The sailing has begun, Ross is setting up the electronics and navigation station, Darren and I are still tying up loose ends – literally – and Sandie is steering. It took us a while to adjust the sail as we try to set our course. There was a moment when Ross realized that our autopilot was off by over 80° – this could be a problem. The search reveals that the magnetics were being stirred up by the presence of several bottles of Rum and their metallic screw-on caps. As we clear off shore and head out to sea, the wind increases and is accompanied by rain. This is the part where I feel sheepish. Sandie is thrilled, she sits in our front cabin stoked to be rocked by the sea until she looses it and comes up to the back deck as green as I. Darren doesn’t look to good either and goes for a snooze. Ross fixes the septic tank and follows suit. One hour in a half into the grand adventure and we are all lying down feeling like crap. Outside it was cold, wet and miserable, inside it was pukie. It took us all a little time to adjust mind and body to passage mode.
Our last glimpse of land was seen 6 hours into the passage, the sunset was spectacular and the proper sailing had begun. As night fell I couldn’t help but to feel amazed by the eeriness but novel impression of a moonless night at sea. It was on, we were off.
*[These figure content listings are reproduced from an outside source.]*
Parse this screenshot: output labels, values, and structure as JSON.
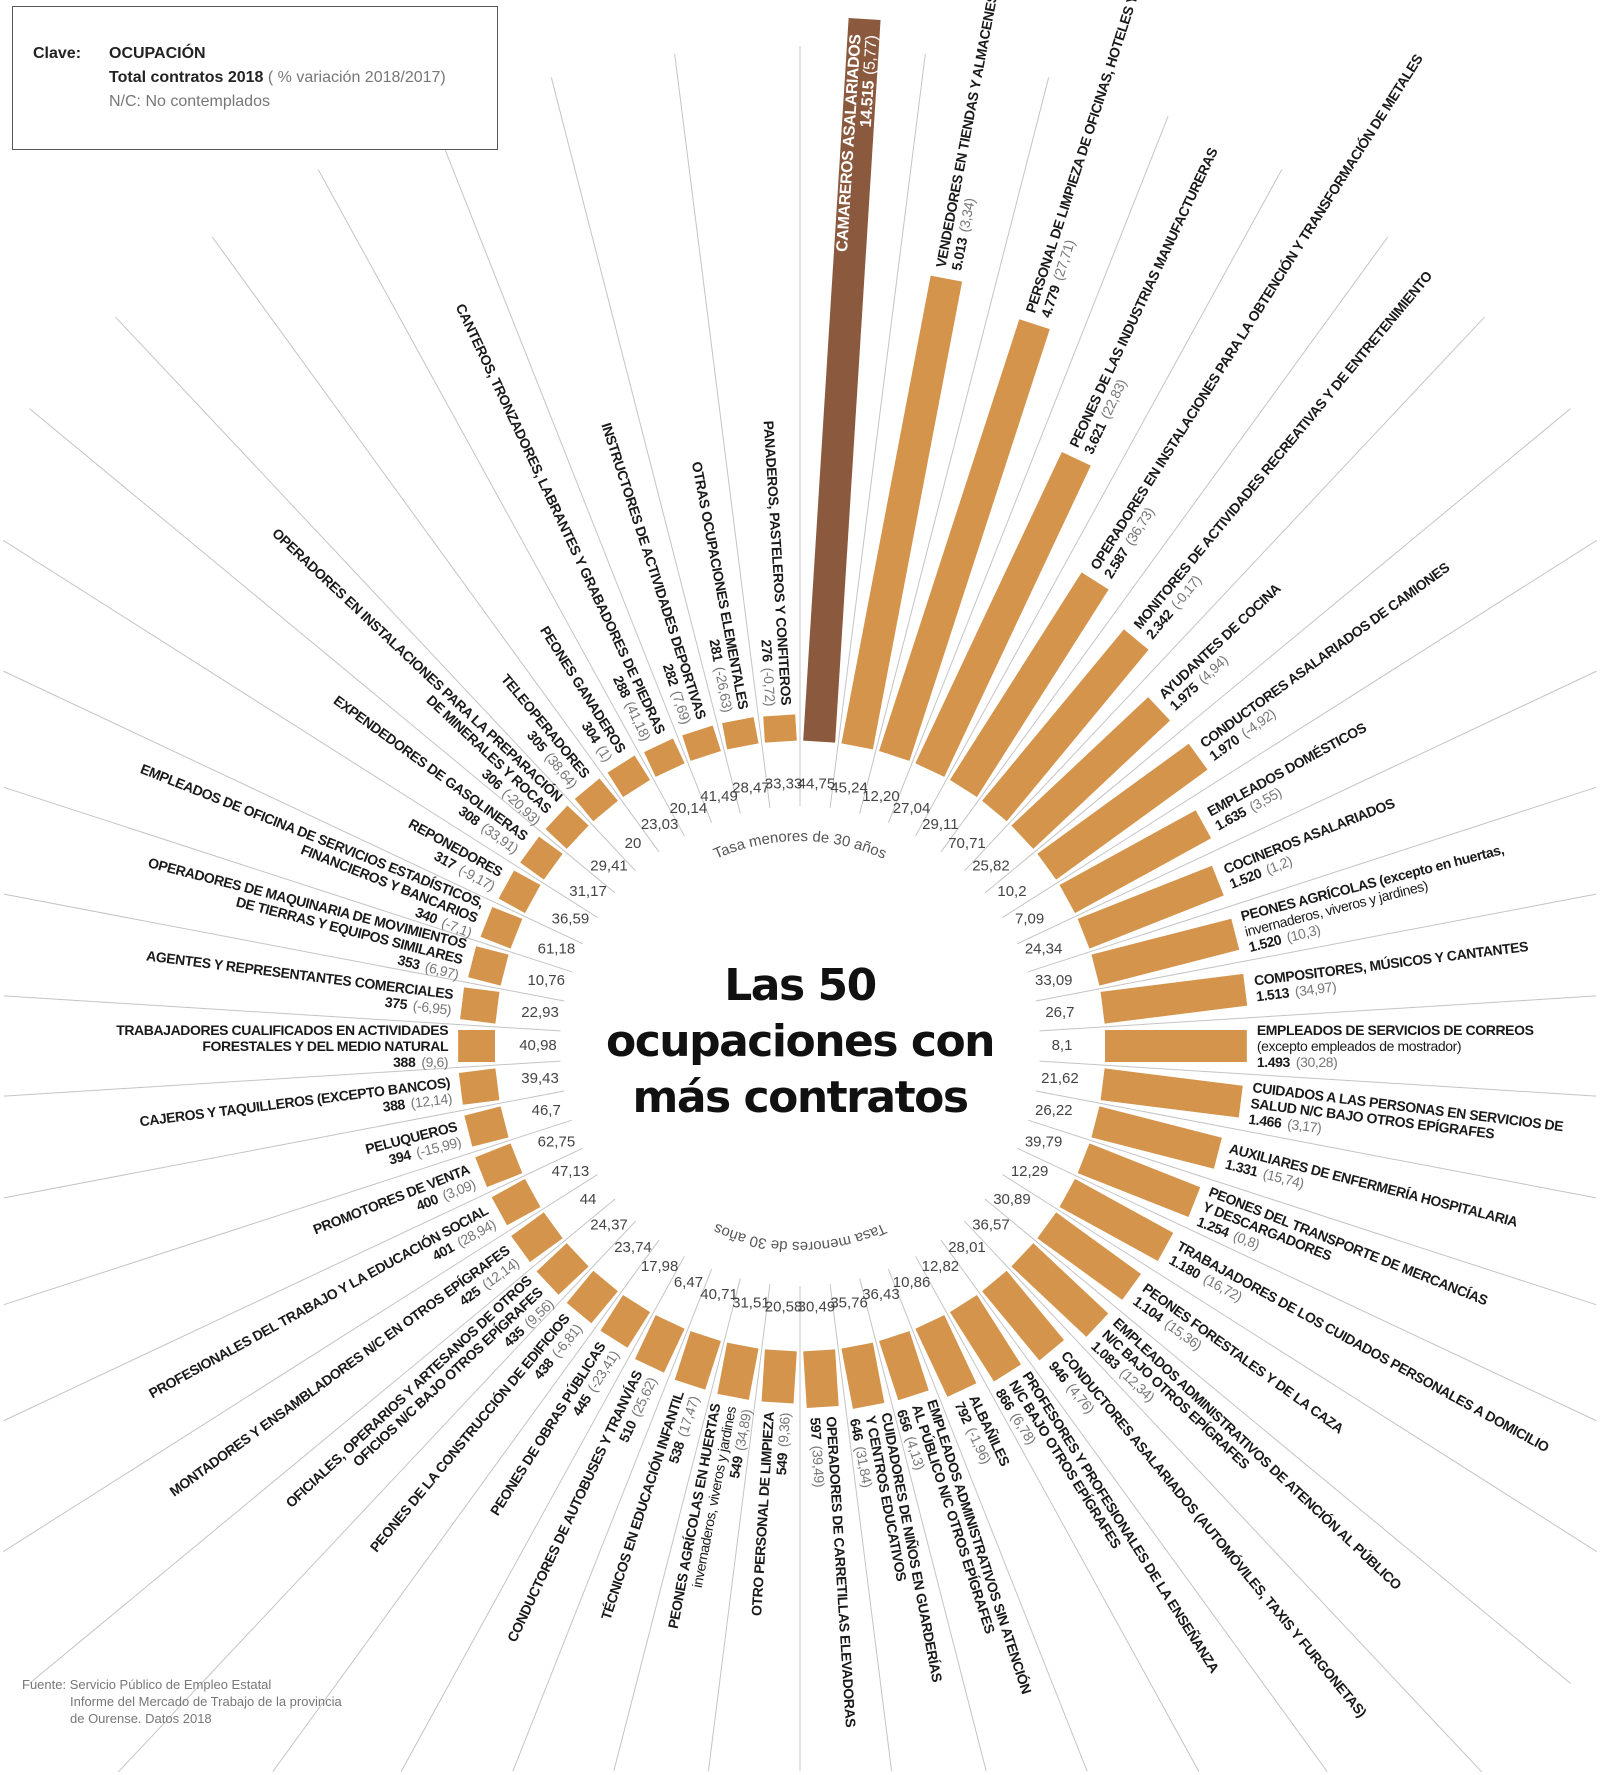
{
  "legend": {
    "key_label": "Clave:",
    "line1": "OCUPACIÓN",
    "line2_bold": "Total contratos 2018",
    "line2_rest": " ( % variación 2018/2017)",
    "line3": "N/C: No contemplados"
  },
  "title": {
    "line1": "Las 50",
    "line2": "ocupaciones con",
    "line3": "más contratos"
  },
  "tasa_label": "Tasa menores de 30 años",
  "source": {
    "line1": "Fuente: Servicio Público de Empleo Estatal",
    "line2": "Informe del Mercado de Trabajo de la provincia",
    "line3": "de Ourense. Datos 2018"
  },
  "colors": {
    "highlight_bar": "#8B5A3E",
    "bar": "#D4944C",
    "separator": "#C4C4C4"
  },
  "chart_data": {
    "type": "bar",
    "layout": "radial",
    "title": "Las 50 ocupaciones con más contratos",
    "value_label": "Total contratos 2018",
    "secondary_label": "% variación 2018/2017",
    "inner_label": "Tasa menores de 30 años",
    "items": [
      {
        "lines": [
          "CAMAREROS ASALARIADOS"
        ],
        "contratos": "14.515",
        "value": 14515,
        "variacion": "(5,77)",
        "tasa": "44,75"
      },
      {
        "lines": [
          "VENDEDORES EN TIENDAS Y ALMACENES"
        ],
        "contratos": "5.013",
        "value": 5013,
        "variacion": "(3,34)",
        "tasa": "45,24"
      },
      {
        "lines": [
          "PERSONAL DE LIMPIEZA DE OFICINAS, HOTELES Y OTROS"
        ],
        "contratos": "4.779",
        "value": 4779,
        "variacion": "(27,71)",
        "tasa": "12,20"
      },
      {
        "lines": [
          "PEONES DE LAS INDUSTRIAS MANUFACTURERAS"
        ],
        "contratos": "3.621",
        "value": 3621,
        "variacion": "(22,83)",
        "tasa": "27,04"
      },
      {
        "lines": [
          "OPERADORES EN INSTALACIONES PARA LA OBTENCIÓN Y TRANSFORMACIÓN DE METALES"
        ],
        "contratos": "2.587",
        "value": 2587,
        "variacion": "(36,73)",
        "tasa": "29,11"
      },
      {
        "lines": [
          "MONITORES DE ACTIVIDADES RECREATIVAS Y DE ENTRETENIMIENTO"
        ],
        "contratos": "2.342",
        "value": 2342,
        "variacion": "(-0,17)",
        "tasa": "70,71"
      },
      {
        "lines": [
          "AYUDANTES DE COCINA"
        ],
        "contratos": "1.975",
        "value": 1975,
        "variacion": "(4,94)",
        "tasa": "25,82"
      },
      {
        "lines": [
          "CONDUCTORES ASALARIADOS DE CAMIONES"
        ],
        "contratos": "1.970",
        "value": 1970,
        "variacion": "(-4,92)",
        "tasa": "10,2"
      },
      {
        "lines": [
          "EMPLEADOS DOMÉSTICOS"
        ],
        "contratos": "1.635",
        "value": 1635,
        "variacion": "(3,55)",
        "tasa": "7,09"
      },
      {
        "lines": [
          "COCINEROS ASALARIADOS"
        ],
        "contratos": "1.520",
        "value": 1520,
        "variacion": "(1,2)",
        "tasa": "24,34"
      },
      {
        "lines": [
          "PEONES AGRÍCOLAS (excepto en huertas,",
          "invernaderos, viveros y jardines)"
        ],
        "contratos": "1.520",
        "value": 1520,
        "variacion": "(10,3)",
        "tasa": "33,09"
      },
      {
        "lines": [
          "COMPOSITORES, MÚSICOS Y CANTANTES"
        ],
        "contratos": "1.513",
        "value": 1513,
        "variacion": "(34,97)",
        "tasa": "26,7"
      },
      {
        "lines": [
          "EMPLEADOS DE SERVICIOS DE CORREOS",
          "(excepto empleados de mostrador)"
        ],
        "contratos": "1.493",
        "value": 1493,
        "variacion": "(30,28)",
        "tasa": "8,1"
      },
      {
        "lines": [
          "CUIDADOS A LAS PERSONAS EN SERVICIOS DE",
          "SALUD N/C BAJO OTROS EPÍGRAFES"
        ],
        "contratos": "1.466",
        "value": 1466,
        "variacion": "(3,17)",
        "tasa": "21,62"
      },
      {
        "lines": [
          "AUXILIARES DE ENFERMERÍA HOSPITALARIA"
        ],
        "contratos": "1.331",
        "value": 1331,
        "variacion": "(15,74)",
        "tasa": "26,22"
      },
      {
        "lines": [
          "PEONES DEL TRANSPORTE DE MERCANCÍAS",
          "Y DESCARGADORES"
        ],
        "contratos": "1.254",
        "value": 1254,
        "variacion": "(0,8)",
        "tasa": "39,79"
      },
      {
        "lines": [
          "TRABAJADORES DE LOS CUIDADOS PERSONALES A DOMICILIO"
        ],
        "contratos": "1.180",
        "value": 1180,
        "variacion": "(16,72)",
        "tasa": "12,29"
      },
      {
        "lines": [
          "PEONES FORESTALES Y DE LA CAZA"
        ],
        "contratos": "1.104",
        "value": 1104,
        "variacion": "(15,36)",
        "tasa": "30,89"
      },
      {
        "lines": [
          "EMPLEADOS ADMINISTRATIVOS DE ATENCIÓN AL PÚBLICO",
          "N/C BAJO OTROS EPÍGRAFES"
        ],
        "contratos": "1.083",
        "value": 1083,
        "variacion": "(12,34)",
        "tasa": "36,57"
      },
      {
        "lines": [
          "CONDUCTORES ASALARIADOS (AUTOMÓVILES, TAXIS Y FURGONETAS)"
        ],
        "contratos": "946",
        "value": 946,
        "variacion": "(4,76)",
        "tasa": "28,01"
      },
      {
        "lines": [
          "PROFESORES Y PROFESIONALES DE LA ENSEÑANZA",
          "N/C BAJO OTROS EPÍGRAFES"
        ],
        "contratos": "866",
        "value": 866,
        "variacion": "(6,78)",
        "tasa": "12,82"
      },
      {
        "lines": [
          "ALBAÑILES"
        ],
        "contratos": "792",
        "value": 792,
        "variacion": "(-1,96)",
        "tasa": "10,86"
      },
      {
        "lines": [
          "EMPLEADOS ADMINISTRATIVOS SIN ATENCIÓN",
          "AL PÚBLICO N/C OTROS EPÍGRAFES"
        ],
        "contratos": "656",
        "value": 656,
        "variacion": "(4,13)",
        "tasa": "36,43"
      },
      {
        "lines": [
          "CUIDADORES DE NIÑOS EN GUARDERÍAS",
          "Y CENTROS EDUCATIVOS"
        ],
        "contratos": "646",
        "value": 646,
        "variacion": "(31,84)",
        "tasa": "35,76"
      },
      {
        "lines": [
          "OPERADORES DE CARRETILLAS ELEVADORAS"
        ],
        "contratos": "597",
        "value": 597,
        "variacion": "(39,49)",
        "tasa": "30,49"
      },
      {
        "lines": [
          "OTRO PERSONAL DE LIMPIEZA"
        ],
        "contratos": "549",
        "value": 549,
        "variacion": "(9,36)",
        "tasa": "20,58"
      },
      {
        "lines": [
          "PEONES AGRÍCOLAS EN HUERTAS",
          "invernaderos, viveros y jardines"
        ],
        "contratos": "549",
        "value": 549,
        "variacion": "(34,89)",
        "tasa": "31,51"
      },
      {
        "lines": [
          "TÉCNICOS EN EDUCACIÓN INFANTIL"
        ],
        "contratos": "538",
        "value": 538,
        "variacion": "(17,47)",
        "tasa": "40,71"
      },
      {
        "lines": [
          "CONDUCTORES DE AUTOBUSES Y TRANVÍAS"
        ],
        "contratos": "510",
        "value": 510,
        "variacion": "(25,62)",
        "tasa": "6,47"
      },
      {
        "lines": [
          "PEONES DE OBRAS PÚBLICAS"
        ],
        "contratos": "445",
        "value": 445,
        "variacion": "(-23,41)",
        "tasa": "17,98"
      },
      {
        "lines": [
          "PEONES DE LA CONSTRUCCIÓN DE EDIFICIOS"
        ],
        "contratos": "438",
        "value": 438,
        "variacion": "(-6,81)",
        "tasa": "23,74"
      },
      {
        "lines": [
          "OFICIALES, OPERARIOS Y ARTESANOS DE OTROS",
          "OFICIOS N/C BAJO OTROS EPÍGRAFES"
        ],
        "contratos": "435",
        "value": 435,
        "variacion": "(9,56)",
        "tasa": "24,37"
      },
      {
        "lines": [
          "MONTADORES Y ENSAMBLADORES N/C EN OTROS EPÍGRAFES"
        ],
        "contratos": "425",
        "value": 425,
        "variacion": "(12,14)",
        "tasa": "44"
      },
      {
        "lines": [
          "PROFESIONALES DEL TRABAJO Y LA EDUCACIÓN SOCIAL"
        ],
        "contratos": "401",
        "value": 401,
        "variacion": "(28,94)",
        "tasa": "47,13"
      },
      {
        "lines": [
          "PROMOTORES DE VENTA"
        ],
        "contratos": "400",
        "value": 400,
        "variacion": "(3,09)",
        "tasa": "62,75"
      },
      {
        "lines": [
          "PELUQUEROS"
        ],
        "contratos": "394",
        "value": 394,
        "variacion": "(-15,99)",
        "tasa": "46,7"
      },
      {
        "lines": [
          "CAJEROS Y TAQUILLEROS (EXCEPTO BANCOS)"
        ],
        "contratos": "388",
        "value": 388,
        "variacion": "(12,14)",
        "tasa": "39,43"
      },
      {
        "lines": [
          "TRABAJADORES CUALIFICADOS EN ACTIVIDADES",
          "FORESTALES Y DEL MEDIO NATURAL"
        ],
        "contratos": "388",
        "value": 388,
        "variacion": "(9,6)",
        "tasa": "40,98"
      },
      {
        "lines": [
          "AGENTES Y REPRESENTANTES COMERCIALES"
        ],
        "contratos": "375",
        "value": 375,
        "variacion": "(-6,95)",
        "tasa": "22,93"
      },
      {
        "lines": [
          "OPERADORES DE MAQUINARIA DE MOVIMIENTOS",
          "DE TIERRAS Y EQUIPOS SIMILARES"
        ],
        "contratos": "353",
        "value": 353,
        "variacion": "(6,97)",
        "tasa": "10,76"
      },
      {
        "lines": [
          "EMPLEADOS DE OFICINA DE SERVICIOS ESTADÍSTICOS,",
          "FINANCIEROS Y BANCARIOS"
        ],
        "contratos": "340",
        "value": 340,
        "variacion": "(-7,1)",
        "tasa": "61,18"
      },
      {
        "lines": [
          "REPONEDORES"
        ],
        "contratos": "317",
        "value": 317,
        "variacion": "(-9,17)",
        "tasa": "36,59"
      },
      {
        "lines": [
          "EXPENDEDORES DE GASOLINERAS"
        ],
        "contratos": "308",
        "value": 308,
        "variacion": "(33,91)",
        "tasa": "31,17"
      },
      {
        "lines": [
          "OPERADORES EN INSTALACIONES PARA LA PREPARACIÓN",
          "DE MINERALES Y ROCAS"
        ],
        "contratos": "306",
        "value": 306,
        "variacion": "(-20,93)",
        "tasa": "29,41"
      },
      {
        "lines": [
          "TELEOPERADORES"
        ],
        "contratos": "305",
        "value": 305,
        "variacion": "(38,64)",
        "tasa": "20"
      },
      {
        "lines": [
          "PEONES GANADEROS"
        ],
        "contratos": "304",
        "value": 304,
        "variacion": "(1)",
        "tasa": "23,03"
      },
      {
        "lines": [
          "CANTEROS, TRONZADORES, LABRANTES Y GRABADORES DE PIEDRAS"
        ],
        "contratos": "288",
        "value": 288,
        "variacion": "(41,18)",
        "tasa": "20,14"
      },
      {
        "lines": [
          "INSTRUCTORES DE ACTIVIDADES DEPORTIVAS"
        ],
        "contratos": "282",
        "value": 282,
        "variacion": "(7,69)",
        "tasa": "41,49"
      },
      {
        "lines": [
          "OTRAS OCUPACIONES ELEMENTALES"
        ],
        "contratos": "281",
        "value": 281,
        "variacion": "(-26,63)",
        "tasa": "28,47"
      },
      {
        "lines": [
          "PANADEROS, PASTELEROS Y CONFITEROS"
        ],
        "contratos": "276",
        "value": 276,
        "variacion": "(-0,72)",
        "tasa": "33,33"
      }
    ]
  }
}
Living on board for 6 days with Sandie prior to launching gave us plenty of time to get acquainted with the Shard. We had arranged the food reserves and placed the safety gear and prepped the navigation station. In one hour of sailing the squal had undone what it took us 6 days to do, it redecorated the place. Two dozen eggs were waltzing around with beer bottles and half the kitchen flew to one side as the head sail tilted the entire yacht. The irony is that we were expecting more of the same winds but from the east the next day. Rearranging for the third time was necessary in order to avoid more involuntary redecorating.
One of our main jobs on board was performing shifts, or watches. I was blessed with two night shifts, or one night and a twilight one. Witnessing the entire Milky Way shift throughout the night while reading our bearing with the Southern Cross was simply fantastic. Amidst all this romantic display befell upon me the need to remain awake, and luckily I still had a few tricks up my sleeve from my army days. One such trick is what I dubbed deteriorating comfort, in which one lays or sits in a manner that initially provides warmth and comfort. After 10 minutes one gets colder and experiences cramps, then 10 minutes on none of either, due to the numbness of the buttock and legs. This in turn indicates it’s time to change posture. The second trick is known as precarious comfort, in which the subject sits or lays in a way that will surely guarantee a crash landing on the next surface, a deck in this instance, and this ensures that no sleep ensues.